The United States on Monday imposed new sanctions targeting Syria's oil sector, lawmakers and intelligence officers, vowing no let-up in pressure on Bashar Assad despite his gains on the ground.
"The Assad regime has a choice: take irreversible steps toward a peaceful resolution of this nearly decade-long conflict or face further crippling sanctions," Secretary of State Mike Pompeo said in a statement.
The Treasury Department and State Department barred transactions with 19 individuals or entities and froze any U.S. assets they might have – its fifth round of sanctions since a tough new U.S. law on Syria came into force.
Sanctioned entities include two partners of Syria's petroleum ministry – Arfada Petroleum Private Joint Stock Co. and Sallizar Shipping, which are at work on an oil refinery in war-ravaged Raqqa province and a terminal in the coastal city of Tartus.
The U.S. also slapped sanctions on Gen.
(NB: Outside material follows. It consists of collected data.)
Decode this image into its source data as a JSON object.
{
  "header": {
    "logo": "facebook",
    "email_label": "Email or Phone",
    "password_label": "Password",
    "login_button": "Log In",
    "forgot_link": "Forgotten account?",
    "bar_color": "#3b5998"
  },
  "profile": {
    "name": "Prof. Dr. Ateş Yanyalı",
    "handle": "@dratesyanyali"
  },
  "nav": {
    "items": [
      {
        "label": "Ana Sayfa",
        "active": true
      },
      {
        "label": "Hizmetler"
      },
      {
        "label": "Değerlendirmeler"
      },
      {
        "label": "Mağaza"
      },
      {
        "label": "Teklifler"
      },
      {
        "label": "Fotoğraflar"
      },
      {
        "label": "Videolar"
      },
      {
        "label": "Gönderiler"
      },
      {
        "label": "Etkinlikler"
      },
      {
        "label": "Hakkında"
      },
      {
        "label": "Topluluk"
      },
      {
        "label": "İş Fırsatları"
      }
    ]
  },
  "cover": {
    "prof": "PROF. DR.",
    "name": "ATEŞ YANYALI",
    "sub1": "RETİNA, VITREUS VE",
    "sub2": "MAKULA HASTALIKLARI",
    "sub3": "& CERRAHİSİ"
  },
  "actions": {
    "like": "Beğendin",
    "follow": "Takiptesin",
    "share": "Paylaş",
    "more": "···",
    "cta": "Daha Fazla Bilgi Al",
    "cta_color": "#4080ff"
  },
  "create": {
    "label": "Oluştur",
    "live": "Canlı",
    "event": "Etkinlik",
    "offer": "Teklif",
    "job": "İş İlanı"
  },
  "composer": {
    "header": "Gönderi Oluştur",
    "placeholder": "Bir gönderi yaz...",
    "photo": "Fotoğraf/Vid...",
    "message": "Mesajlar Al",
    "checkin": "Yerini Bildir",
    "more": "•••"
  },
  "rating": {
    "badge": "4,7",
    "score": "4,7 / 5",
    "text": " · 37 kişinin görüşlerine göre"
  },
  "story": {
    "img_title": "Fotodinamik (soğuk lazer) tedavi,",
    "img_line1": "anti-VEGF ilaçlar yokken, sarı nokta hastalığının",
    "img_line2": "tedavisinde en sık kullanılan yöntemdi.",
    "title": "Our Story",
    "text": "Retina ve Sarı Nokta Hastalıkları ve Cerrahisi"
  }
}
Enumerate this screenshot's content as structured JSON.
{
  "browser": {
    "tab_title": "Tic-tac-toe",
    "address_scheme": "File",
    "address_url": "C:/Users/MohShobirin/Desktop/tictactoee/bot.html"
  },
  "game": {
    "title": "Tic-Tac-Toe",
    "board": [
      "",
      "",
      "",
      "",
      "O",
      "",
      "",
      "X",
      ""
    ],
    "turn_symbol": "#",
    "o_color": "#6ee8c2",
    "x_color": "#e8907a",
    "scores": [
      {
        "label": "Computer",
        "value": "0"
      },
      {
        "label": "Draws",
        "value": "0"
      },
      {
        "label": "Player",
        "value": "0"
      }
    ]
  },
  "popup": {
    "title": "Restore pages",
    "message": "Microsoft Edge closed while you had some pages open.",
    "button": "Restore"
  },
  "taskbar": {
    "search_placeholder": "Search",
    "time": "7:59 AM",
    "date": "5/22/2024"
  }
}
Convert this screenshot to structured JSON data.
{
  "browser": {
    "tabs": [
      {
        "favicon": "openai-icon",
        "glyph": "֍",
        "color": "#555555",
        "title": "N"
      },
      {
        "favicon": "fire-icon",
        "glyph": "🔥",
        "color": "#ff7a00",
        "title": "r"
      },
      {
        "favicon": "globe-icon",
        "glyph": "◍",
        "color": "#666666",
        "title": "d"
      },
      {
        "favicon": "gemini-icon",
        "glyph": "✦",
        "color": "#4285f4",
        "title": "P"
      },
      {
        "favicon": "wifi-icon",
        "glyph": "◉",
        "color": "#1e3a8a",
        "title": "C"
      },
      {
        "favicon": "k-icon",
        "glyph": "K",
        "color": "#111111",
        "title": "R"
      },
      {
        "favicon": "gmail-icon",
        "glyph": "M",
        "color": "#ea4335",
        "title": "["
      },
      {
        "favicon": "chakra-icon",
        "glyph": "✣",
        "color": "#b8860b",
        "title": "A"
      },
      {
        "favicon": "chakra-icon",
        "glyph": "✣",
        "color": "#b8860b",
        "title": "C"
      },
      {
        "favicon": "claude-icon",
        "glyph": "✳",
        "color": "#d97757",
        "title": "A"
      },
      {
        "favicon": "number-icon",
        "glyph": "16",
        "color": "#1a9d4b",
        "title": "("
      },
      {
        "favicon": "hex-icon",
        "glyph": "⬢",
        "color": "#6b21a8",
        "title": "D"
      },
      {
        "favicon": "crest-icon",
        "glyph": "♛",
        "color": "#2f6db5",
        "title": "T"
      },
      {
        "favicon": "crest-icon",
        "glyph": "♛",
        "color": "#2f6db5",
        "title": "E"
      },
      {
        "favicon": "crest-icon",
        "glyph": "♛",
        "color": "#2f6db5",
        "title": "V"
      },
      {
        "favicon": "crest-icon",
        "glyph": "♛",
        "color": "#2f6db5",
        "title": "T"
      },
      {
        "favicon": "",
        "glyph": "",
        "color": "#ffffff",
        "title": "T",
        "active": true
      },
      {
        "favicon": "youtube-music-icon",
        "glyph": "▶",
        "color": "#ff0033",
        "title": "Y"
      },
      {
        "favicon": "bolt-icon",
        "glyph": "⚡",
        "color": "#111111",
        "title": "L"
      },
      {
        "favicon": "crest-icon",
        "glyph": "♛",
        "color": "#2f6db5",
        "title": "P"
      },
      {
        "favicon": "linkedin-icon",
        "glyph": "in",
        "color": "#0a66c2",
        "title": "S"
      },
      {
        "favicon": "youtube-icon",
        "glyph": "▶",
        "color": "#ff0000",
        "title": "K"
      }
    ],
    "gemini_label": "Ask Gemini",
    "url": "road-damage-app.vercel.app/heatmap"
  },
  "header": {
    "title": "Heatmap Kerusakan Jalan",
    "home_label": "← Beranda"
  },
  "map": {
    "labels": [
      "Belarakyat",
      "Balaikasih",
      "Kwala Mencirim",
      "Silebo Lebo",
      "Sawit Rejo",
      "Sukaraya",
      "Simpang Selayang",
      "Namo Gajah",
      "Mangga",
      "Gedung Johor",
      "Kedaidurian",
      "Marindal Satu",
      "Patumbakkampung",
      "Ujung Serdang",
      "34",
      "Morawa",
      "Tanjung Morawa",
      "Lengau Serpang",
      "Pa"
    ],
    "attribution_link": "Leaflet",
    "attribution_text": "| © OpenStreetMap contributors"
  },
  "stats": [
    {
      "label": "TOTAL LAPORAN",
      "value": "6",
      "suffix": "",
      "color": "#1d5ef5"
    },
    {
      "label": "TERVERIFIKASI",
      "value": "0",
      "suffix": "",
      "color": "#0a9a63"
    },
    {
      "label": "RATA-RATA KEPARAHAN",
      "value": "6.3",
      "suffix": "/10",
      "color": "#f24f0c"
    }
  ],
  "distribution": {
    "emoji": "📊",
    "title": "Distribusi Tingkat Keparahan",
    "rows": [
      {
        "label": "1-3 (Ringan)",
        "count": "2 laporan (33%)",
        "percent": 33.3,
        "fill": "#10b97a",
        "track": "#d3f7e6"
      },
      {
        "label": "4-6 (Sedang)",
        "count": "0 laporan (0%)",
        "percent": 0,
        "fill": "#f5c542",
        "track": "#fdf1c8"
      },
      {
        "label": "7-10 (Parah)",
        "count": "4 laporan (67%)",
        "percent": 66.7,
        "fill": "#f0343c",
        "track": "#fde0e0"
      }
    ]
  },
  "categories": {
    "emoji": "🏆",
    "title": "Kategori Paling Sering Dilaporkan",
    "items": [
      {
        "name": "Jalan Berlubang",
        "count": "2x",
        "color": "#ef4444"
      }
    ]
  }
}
Ghassan Jaoudat Ismail, head of Syrian Air Force Intelligence, and Brigadier General Nasr Al-Ali, who heads the Political Security Directorate, a spy agency in charge of curbing dissent against Assad.
The Caesar Act, which took effect in June, restricts any U.S. reconstruction assistance and keeps up pressure on Assad, demanding accountability, even though he has won back control of most of Syria following more than nine years of bloodshed.
The State Department said it was imposing the latest sanctions in memory of the more than 70 civilians killed in an October 2015 bombing of a marketplace in Douma, a city near Damascus then under opposition control that was hit three years later by a chemical attack, according to a United Nations probe.
Six days after U.S. elections in which Democrat Joe Biden beat President Donald Trump, Pompeo announced that the U.S. point man on Syria, James Jeffrey, 74, would retire this month.
A former U.S. ambassador to Baghdad and Ankara, the Turkish-speaking diplomat has been a key go-between with President Recep Tayyip Erdoğan.
Joel Rayburn, the current deputy assistant secretary for Levant affairs and special envoy for Syria, will replace Jeffrey as the special representative for Syria. Nathan Sales, the State Department's coordinator for counterterrorism, has been designated as the next anti-Daesh coalition special envoy.